RCF,  -  Modifié le 26 novembre 2018
D'un côté une "métropolisation" des grandes villes, de l'autre une dévitalisation des villes moyennes accompagnée d'une paupérisation. L'édito du Père Bernard Devert.
DR - Père Bernard Devert DR - Père Bernard Devert

Nous assistons à une métropolisation massive en France, comme dans le monde, d’où une dévitalisation des petites villes et même des villes moyennes. Sommes-nous si sûrs que la concentration des habitants, des pôles d’activités et des espaces de culture soit une bonne réponse à la cohésion du territoire ?
 
Un arrêt sur image s’impose. La traversée des villages et des petites villes donne à voir une paupérisation qui n’est pas sans affecter le patrimoine affichant des panneaux à louer, à vendre. Un désert se dessine ; il est sans oasis. À Paris, trois écoles ont fermé cette année. Que de familles n’ont plus accès à la ville en raison de loyers inabordables, concurrencés par des plateformes à vocation hôtelière (Airbnb). Certes, des régulations sont mises en œuvre, mais cet habitat temporaire pour des touristes fortunés fait florès dans les beaux quartiers.
 
Montluçon a perdu 20.000 habitants en 50 ans. L’activité économique dépérit, 2.000 logements vacants, plus de 2.500 à Nevers, alors que tant de familles en Ile-de-France doivent attendre sept ans pour disposer d’un appartement dans le parc social. Le budget de la ville de Paris pour le logement social est de plus de 500 millions d’euros. Les budgets enflent pour les métropoles et s’amenuisent pour les villes moyennes et plus encore pour les petites.
 
Le mal-logement s’aggrave dans les métropoles et l’habitat se détériore dans un grand nombre de départements, désarmés face à l’exode de leurs habitants. Les valeurs républicaines sont blessées, de par l’absence, depuis de longues décennies, d’une politique d’aménagement du territoire capable de réguler, de structurer et de mettre en œuvre des formations pour de nouvelles activités.

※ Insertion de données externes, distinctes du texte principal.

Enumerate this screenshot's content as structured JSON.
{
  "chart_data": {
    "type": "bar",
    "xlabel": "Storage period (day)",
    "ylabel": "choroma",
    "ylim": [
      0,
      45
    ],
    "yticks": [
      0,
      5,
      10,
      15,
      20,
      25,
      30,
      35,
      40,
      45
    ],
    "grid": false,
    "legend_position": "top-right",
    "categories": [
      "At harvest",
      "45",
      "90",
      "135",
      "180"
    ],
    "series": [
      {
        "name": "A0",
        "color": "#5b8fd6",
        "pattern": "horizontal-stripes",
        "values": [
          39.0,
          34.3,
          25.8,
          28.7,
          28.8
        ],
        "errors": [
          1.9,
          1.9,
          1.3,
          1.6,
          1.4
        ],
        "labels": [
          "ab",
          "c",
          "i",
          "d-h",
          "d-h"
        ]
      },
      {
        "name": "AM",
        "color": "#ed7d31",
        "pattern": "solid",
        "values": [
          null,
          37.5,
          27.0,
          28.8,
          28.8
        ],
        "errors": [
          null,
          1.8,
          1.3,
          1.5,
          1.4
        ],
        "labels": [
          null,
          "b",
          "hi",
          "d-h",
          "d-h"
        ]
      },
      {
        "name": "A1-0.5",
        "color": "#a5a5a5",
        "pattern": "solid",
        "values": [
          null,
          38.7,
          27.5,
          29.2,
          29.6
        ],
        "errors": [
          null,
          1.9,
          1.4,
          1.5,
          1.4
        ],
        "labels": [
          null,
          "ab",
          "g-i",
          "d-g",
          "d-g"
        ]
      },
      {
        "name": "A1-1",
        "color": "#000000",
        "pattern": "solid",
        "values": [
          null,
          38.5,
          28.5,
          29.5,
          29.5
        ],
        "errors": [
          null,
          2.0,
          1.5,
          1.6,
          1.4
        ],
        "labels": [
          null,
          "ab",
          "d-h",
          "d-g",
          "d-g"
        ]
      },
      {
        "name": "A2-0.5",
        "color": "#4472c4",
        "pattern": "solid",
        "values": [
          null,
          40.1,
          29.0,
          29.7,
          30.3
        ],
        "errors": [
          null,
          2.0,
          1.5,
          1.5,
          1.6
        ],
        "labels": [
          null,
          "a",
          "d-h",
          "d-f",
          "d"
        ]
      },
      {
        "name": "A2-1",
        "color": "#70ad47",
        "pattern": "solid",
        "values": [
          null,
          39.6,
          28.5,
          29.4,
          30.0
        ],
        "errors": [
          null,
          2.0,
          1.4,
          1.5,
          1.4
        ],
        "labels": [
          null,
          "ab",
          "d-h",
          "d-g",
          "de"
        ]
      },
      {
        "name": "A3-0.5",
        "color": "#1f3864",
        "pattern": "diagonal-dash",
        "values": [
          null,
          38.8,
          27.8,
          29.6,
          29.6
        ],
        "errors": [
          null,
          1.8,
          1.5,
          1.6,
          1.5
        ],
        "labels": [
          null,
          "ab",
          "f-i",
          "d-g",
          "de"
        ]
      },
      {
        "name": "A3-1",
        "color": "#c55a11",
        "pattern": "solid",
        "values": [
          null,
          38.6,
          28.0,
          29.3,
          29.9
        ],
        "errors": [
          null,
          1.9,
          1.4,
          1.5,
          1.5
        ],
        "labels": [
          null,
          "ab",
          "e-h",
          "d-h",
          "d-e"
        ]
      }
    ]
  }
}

La métropolisation brise :
• l’égalité entre les territoires, mais la République n’est-elle pas une et indivisible ;
• la liberté. Quand les usines et ateliers ferment, que reste-t-il comme choix, sinon celui de rejoindre les métropoles pour tenter de trouver un travail ? Cependant, si la métropolisation était la réponse, assisterions-nous à un chômage touchant 2,5 millions de personnes ;
• La fraternité. Que d’anonymat ! Les métros et les TER sont souvent les wagons de l’indifférence ; tant de voyageurs sont fatigués par ces temps de transport amputant leur sommeil. Qui n’est pas touché par ces femmes partant très tôt pour faire du ménage dans les entreprises, leur salaire ne leur permettant pas de se loger à proximité de leur lieu de travail ; alors, il leur faut habiter loin, trop loin.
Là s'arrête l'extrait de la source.